Students must take the Internship Seminar (INTL.251), through which they may participate in internships in diplomatic missions to the United Nations, international businesses, research institutes, advocacy agencies such as Amnesty International, and non-Governmental organizations (NGOs). Interns usually spend eight hours a week in their on-the-job activities, with a minimum total of 112 hours of work. The internship may also be undertaken during the winter and summer sessions.
SENIOR THESIS/POLICY PAPER
The capstone of the major is an essay that deals with an international issue or theme within the framework of theory, or a policy paper that incorporates both practical experience and research.
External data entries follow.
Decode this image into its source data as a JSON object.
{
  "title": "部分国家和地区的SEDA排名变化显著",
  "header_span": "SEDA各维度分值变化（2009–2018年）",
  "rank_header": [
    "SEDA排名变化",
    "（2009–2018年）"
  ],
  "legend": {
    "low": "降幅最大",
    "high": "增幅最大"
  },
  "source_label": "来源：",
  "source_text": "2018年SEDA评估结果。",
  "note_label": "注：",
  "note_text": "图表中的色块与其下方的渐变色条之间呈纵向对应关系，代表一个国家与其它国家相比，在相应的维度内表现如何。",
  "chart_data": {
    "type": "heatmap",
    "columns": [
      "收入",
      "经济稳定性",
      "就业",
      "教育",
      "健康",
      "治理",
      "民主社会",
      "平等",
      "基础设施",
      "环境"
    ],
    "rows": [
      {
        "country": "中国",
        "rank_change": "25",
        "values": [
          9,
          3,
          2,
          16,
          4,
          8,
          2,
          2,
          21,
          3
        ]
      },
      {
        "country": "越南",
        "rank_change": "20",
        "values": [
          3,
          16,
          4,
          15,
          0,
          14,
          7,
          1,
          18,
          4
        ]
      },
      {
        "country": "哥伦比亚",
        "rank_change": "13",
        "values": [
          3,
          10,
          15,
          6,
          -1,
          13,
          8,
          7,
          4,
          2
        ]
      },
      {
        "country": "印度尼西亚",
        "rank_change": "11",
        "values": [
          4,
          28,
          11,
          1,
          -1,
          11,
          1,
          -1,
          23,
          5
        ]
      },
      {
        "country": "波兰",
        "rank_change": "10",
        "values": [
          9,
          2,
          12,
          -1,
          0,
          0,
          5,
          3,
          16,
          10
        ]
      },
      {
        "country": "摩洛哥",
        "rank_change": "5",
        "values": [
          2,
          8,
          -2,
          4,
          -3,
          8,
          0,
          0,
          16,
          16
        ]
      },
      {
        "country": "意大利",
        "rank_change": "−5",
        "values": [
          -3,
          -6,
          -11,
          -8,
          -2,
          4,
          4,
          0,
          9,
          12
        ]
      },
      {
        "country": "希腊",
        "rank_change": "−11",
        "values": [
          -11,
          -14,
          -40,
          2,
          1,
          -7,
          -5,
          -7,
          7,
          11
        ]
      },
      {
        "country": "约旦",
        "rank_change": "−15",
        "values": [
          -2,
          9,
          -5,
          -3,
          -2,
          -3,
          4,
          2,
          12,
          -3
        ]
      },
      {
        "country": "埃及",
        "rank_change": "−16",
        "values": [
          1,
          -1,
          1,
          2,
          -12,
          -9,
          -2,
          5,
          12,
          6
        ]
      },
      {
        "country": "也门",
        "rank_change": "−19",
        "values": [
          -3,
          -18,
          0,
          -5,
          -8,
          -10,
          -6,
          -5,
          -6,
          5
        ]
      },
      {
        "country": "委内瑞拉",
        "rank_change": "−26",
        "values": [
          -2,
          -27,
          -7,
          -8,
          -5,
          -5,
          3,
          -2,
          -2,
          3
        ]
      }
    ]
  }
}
Students may apply for honors offered through an honors seminar taught in the Spring semester, with an honors thesis to be completed in the following Fall semester. (A minimum GPA of 3.5 is a prerequisite for this option.) Or they may take the regular senior seminar in the Fall and write a senior thesis in the Spring.
Students must write a 50-60 pages thesis on a topic of your choice in consultation with your faculty mentor. The thesis process involves the following:
CHOOSING A MENTOR
Students must choose a faculty mentor with whom they will work during the thesis process. You choose your mentor, then register for the section of Thesis Writing (INTL32200 or INTL30200), which is available for you in the MPIR office, NAC 6/293.
The final manuscript should include (in this order):
- A cover page that includes the following: (1) the title, (2) your name, (3) the month and year of graduation, (4) the name of your thesis advisor
- Table of contents
- 250-350 word abstract
- Text of thesis
The thesis should be double-spaced and divided into chapters. Each new chapter should begin on a separate page. Chapter headings should be centered and the type bold and underlined.
- Subheads should be aligned left and underlined.
- Do not use any other headings in your manuscript.
- Page numbers should appear on the bottom center of every page.
- The left margin of ever page should be 1½ inches; the other margins should be 1 inch.
- Use footnotes rather than endnotes as your citation style.
- Include a conclusion at the end of your manuscript.